FIG. 1 is a schematic configuration diagram showing an example of a device for implementing the vibration reduction method of the present invention, FIG. 2 is a configuration diagram of the central control device in FIG. 1, and FIG. A flowchart showing such a vibration reduction method as the operation of the central control device, FIG. 4 is a flowchart showing a specific example of amplitude adjustment in FIG. 3, and FIG. 5 is a flowchart showing a method of selecting an exciter to be controlled.
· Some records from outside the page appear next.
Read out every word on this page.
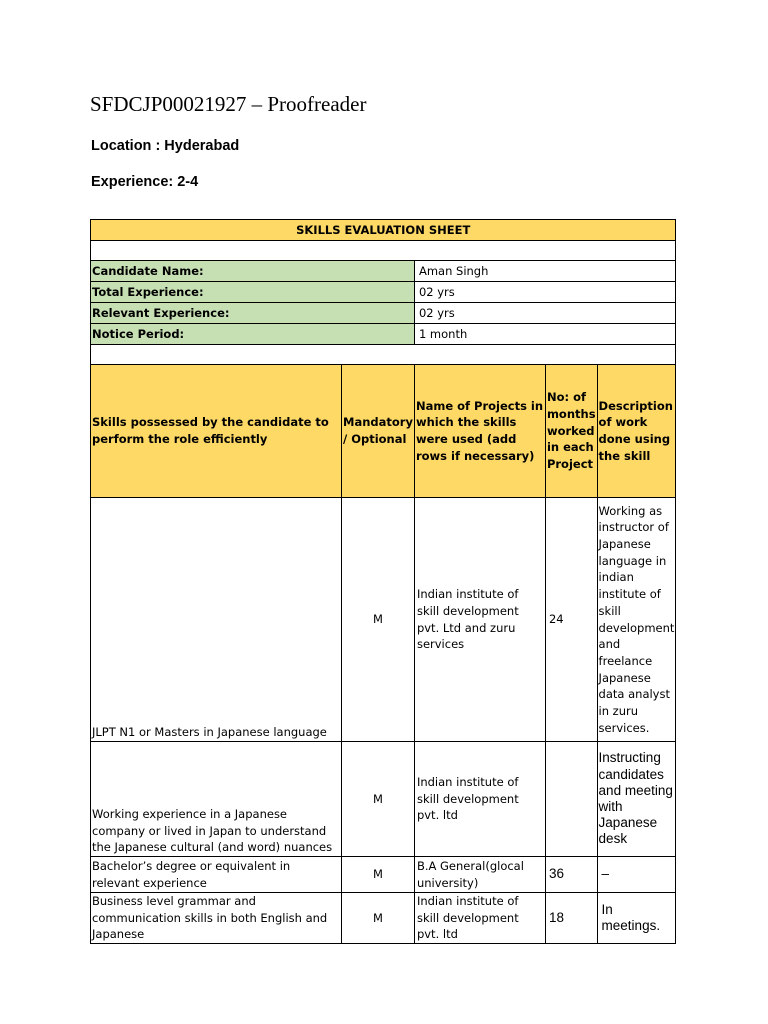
SFDCJP00021927 – Proofreader
Location : Hyderabad
Experience: 2-4
SKILLS EVALUATION SHEET				

Candidate Name:		Aman Singh		
Total Experience:		02 yrs		
Relevant Experience:		02 yrs		
Notice Period:		1 month		

Skills possessed by the candidate to perform the role efficiently	Mandatory / Optional	Name of Projects in which the skills were used (add rows if necessary)	No: of months worked in each Project	Description of work done using the skill
JLPT N1 or Masters in Japanese language	M	Indian institute of skill development pvt. Ltd and zuru services	24	Working as instructor of Japanese language in indian institute of skill development and freelance Japanese data analyst in zuru services.
Working experience in a Japanese company or lived in Japan to understand the Japanese cultural (and word) nuances	M	Indian institute of skill development pvt. ltd		Instructing candidates and meeting with Japanese desk
Bachelor’s degree or equivalent in relevant experience	M	B.A General(glocal university)	36	–
Business level grammar and communication skills in both English and Japanese	M	Indian institute of skill development pvt. ltd	18	In meetings.
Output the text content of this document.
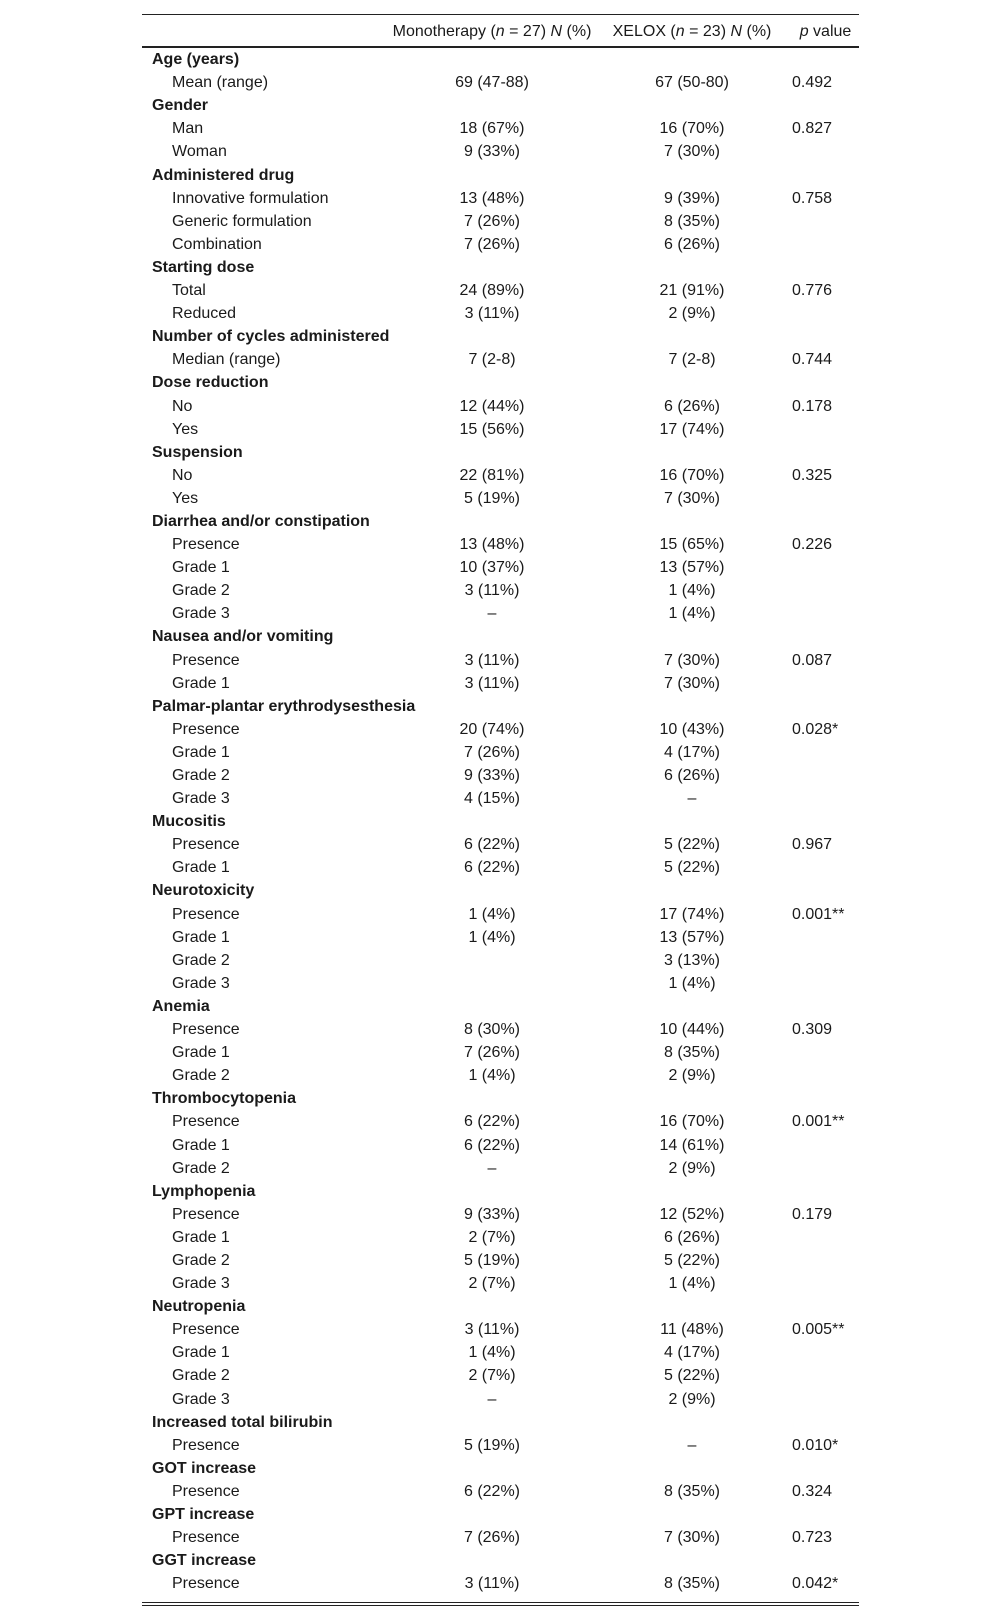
	Monotherapy (n = 27) N (%)	XELOX (n = 23) N (%)	p value
Age (years)			
Mean (range)	69 (47-88)	67 (50-80)	0.492
Gender			
Man	18 (67%)	16 (70%)	0.827
Woman	9 (33%)	7 (30%)	
Administered drug			
Innovative formulation	13 (48%)	9 (39%)	0.758
Generic formulation	7 (26%)	8 (35%)	
Combination	7 (26%)	6 (26%)	
Starting dose			
Total	24 (89%)	21 (91%)	0.776
Reduced	3 (11%)	2 (9%)	
Number of cycles administered			
Median (range)	7 (2-8)	7 (2-8)	0.744
Dose reduction			
No	12 (44%)	6 (26%)	0.178
Yes	15 (56%)	17 (74%)	
Suspension			
No	22 (81%)	16 (70%)	0.325
Yes	5 (19%)	7 (30%)	
Diarrhea and/or constipation			
Presence	13 (48%)	15 (65%)	0.226
Grade 1	10 (37%)	13 (57%)	
Grade 2	3 (11%)	1 (4%)	
Grade 3	–	1 (4%)	
Nausea and/or vomiting			
Presence	3 (11%)	7 (30%)	0.087
Grade 1	3 (11%)	7 (30%)	
Palmar-plantar erythrodysesthesia			
Presence	20 (74%)	10 (43%)	0.028*
Grade 1	7 (26%)	4 (17%)	
Grade 2	9 (33%)	6 (26%)	
Grade 3	4 (15%)	–	
Mucositis			
Presence	6 (22%)	5 (22%)	0.967
Grade 1	6 (22%)	5 (22%)	
Neurotoxicity			
Presence	1 (4%)	17 (74%)	0.001**
Grade 1	1 (4%)	13 (57%)	
Grade 2		3 (13%)	
Grade 3		1 (4%)	
Anemia			
Presence	8 (30%)	10 (44%)	0.309
Grade 1	7 (26%)	8 (35%)	
Grade 2	1 (4%)	2 (9%)	
Thrombocytopenia			
Presence	6 (22%)	16 (70%)	0.001**
Grade 1	6 (22%)	14 (61%)	
Grade 2	–	2 (9%)	
Lymphopenia			
Presence	9 (33%)	12 (52%)	0.179
Grade 1	2 (7%)	6 (26%)	
Grade 2	5 (19%)	5 (22%)	
Grade 3	2 (7%)	1 (4%)	
Neutropenia			
Presence	3 (11%)	11 (48%)	0.005**
Grade 1	1 (4%)	4 (17%)	
Grade 2	2 (7%)	5 (22%)	
Grade 3	–	2 (9%)	
Increased total bilirubin			
Presence	5 (19%)	–	0.010*
GOT increase			
Presence	6 (22%)	8 (35%)	0.324
GPT increase			
Presence	7 (26%)	7 (30%)	0.723
GGT increase			
Presence	3 (11%)	8 (35%)	0.042*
It is a diagram. 1... Stationary induction electric equipment tank, 4a to 4f...
Vibrator, 5a to 5t...Vibration detector, 6...Central control unit.

Claims (1)

[Claims] 1. In an apparatus in which vibrations generated in a stationary induction electric appliance are detected by a vibration detector, and an excitation force that suppresses the detected vibration is applied by an exciter to reduce the vibration of the stationary induction electric appliance, the vibration detection A plurality of vibration exciters and vibration exciters are each provided at a plurality of locations, and when each of the vibration exciters is operated, each vibration exciter is applied so that the sum of squares of the vibrations detected by the vibration detector becomes small. Adjust the phase and amplitude of the vibration force, and each time this adjustment is completed, select the part with the largest amplitude from among the vibrations detected by the vibration detector,
A method for reducing vibration of a stationary induction electric device, characterized in that the excitation force is adjusted for the vibrator closest to the vibrator.